- 26 Sep 18
James Bond Earns His Stripes
“007 is dead.” – the perfect opening sentence with which to draw you into the latest James Bond adventure, Horowitz’s second run at the secret agent, after 2015’s marvellously monikered Trigger Mortis. Surprisingly enough, Bond manages to survive past the first page of this prequel to Ian Fleming’s debut novel, Casino Royale (the previous book having followed on from the events of Goldfinger) to play out what superhero movie fans might refer to as an "origin story".

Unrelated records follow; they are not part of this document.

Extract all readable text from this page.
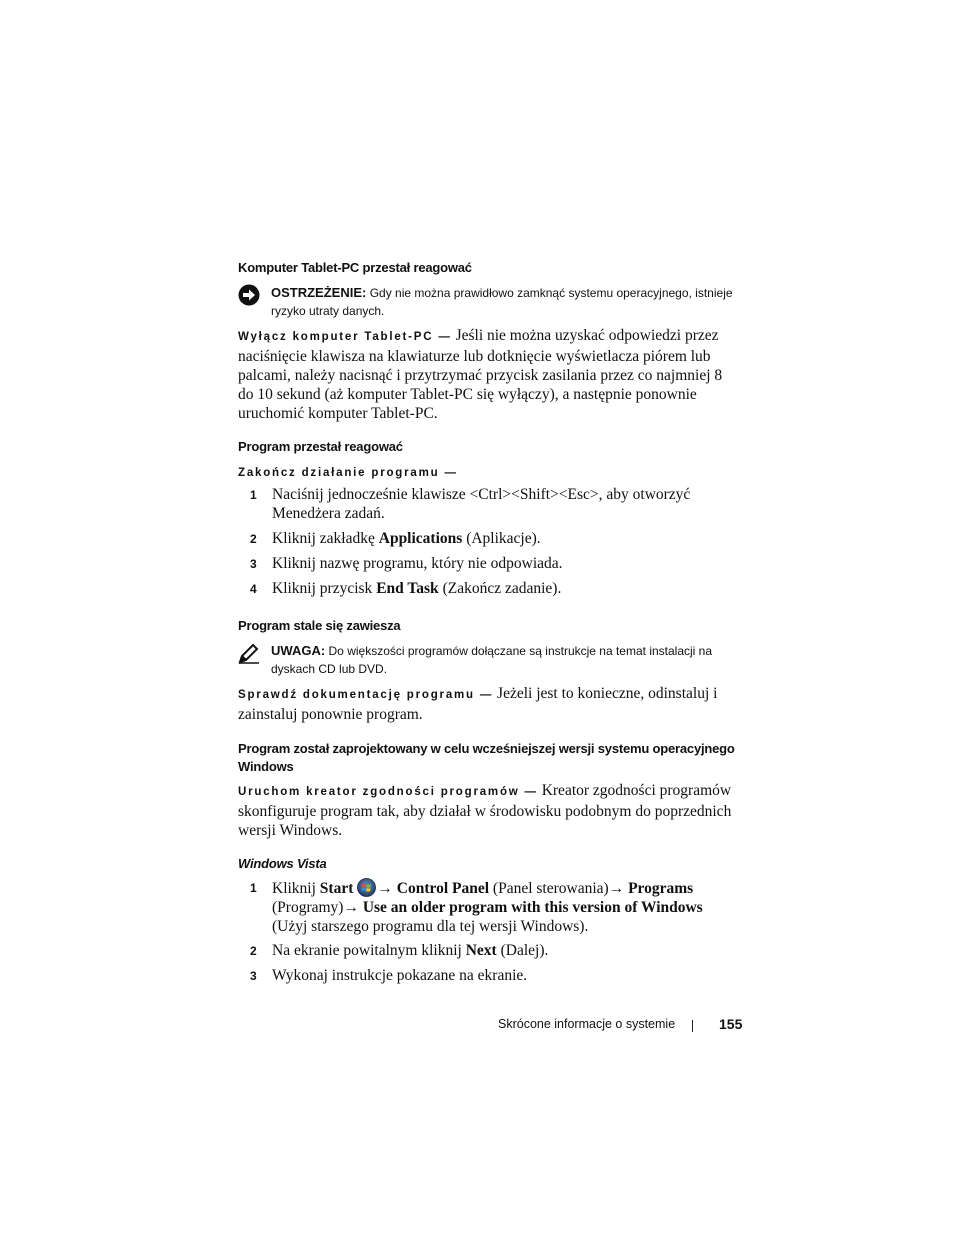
Komputer Tablet-PC przestał reagować
OSTRZEŻENIE: Gdy nie można prawidłowo zamknąć systemu operacyjnego, istnieje ryzyko utraty danych.
Wyłącz komputer Tablet-PC — Jeśli nie można uzyskać odpowiedzi przez naciśnięcie klawisza na klawiaturze lub dotknięcie wyświetlacza piórem lub palcami, należy nacisnąć i przytrzymać przycisk zasilania przez co najmniej 8 do 10 sekund (aż komputer Tablet-PC się wyłączy), a następnie ponownie uruchomić komputer Tablet-PC.
Program przestał reagować
Zakończ działanie programu —
1 Naciśnij jednocześnie klawisze <Ctrl><Shift><Esc>, aby otworzyć Menedżera zadań.
2 Kliknij zakładkę Applications (Aplikacje).
3 Kliknij nazwę programu, który nie odpowiada.
4 Kliknij przycisk End Task (Zakończ zadanie).
Program stale się zawiesza
UWAGA: Do większości programów dołączane są instrukcje na temat instalacji na dyskach CD lub DVD.
Sprawdź dokumentację programu — Jeżeli jest to konieczne, odinstaluj i zainstaluj ponownie program.
Program został zaprojektowany w celu wcześniejszej wersji systemu operacyjnego Windows
Uruchom kreator zgodności programów — Kreator zgodności programów skonfiguruje program tak, aby działał w środowisku podobnym do poprzednich wersji Windows.
Windows Vista
1 Kliknij Start → Control Panel (Panel sterowania)→ Programs (Programy)→ Use an older program with this version of Windows (Użyj starszego programu dla tej wersji Windows).
2 Na ekranie powitalnym kliknij Next (Dalej).
3 Wykonaj instrukcje pokazane na ekranie.
Skrócone informacje o systemie	155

After dispatching a war criminal in Stockholm, our man is promoted to the Double-O section and packed off to Marseille on his first licensed mission. There are fast cars, punch-ups, an almost cartoonishly obese drug-dealing bad guy called Scipio - who's not above gloating and explaining everything to Bond, rather than killing him while he has the chance, just like every other future villain in the franchise - a shady lady codenamed Sixtine who is definitely not the usual clichéd 'Bond girl', recurring characters like M and Miss Moneypenny, a casino, and a luxury yacht, because you’d be right to look for your money back were any of these elements missing.
Original Fleming material - a proposal for a tv show that never was, apparently - is incorporated, helping Horowitz deliver the harder, borderline misogynistic Bond of the original iconic novels, rather than the more gadget-centric celluloid incarnation. Think of the steely-eyed, put-the-boot-in glare of Connery, or Craig, rather than the dancing eyebrows of Roger Moore, and be prepared to suspend your modern, politically correct sensibilities. As with his two Sherlock Holmes novels, Horowitz proves himself so adept at getting inside the iconic character, and Fleming’s writing style, that it’s difficult to see the join. Rip-roaringly recommended.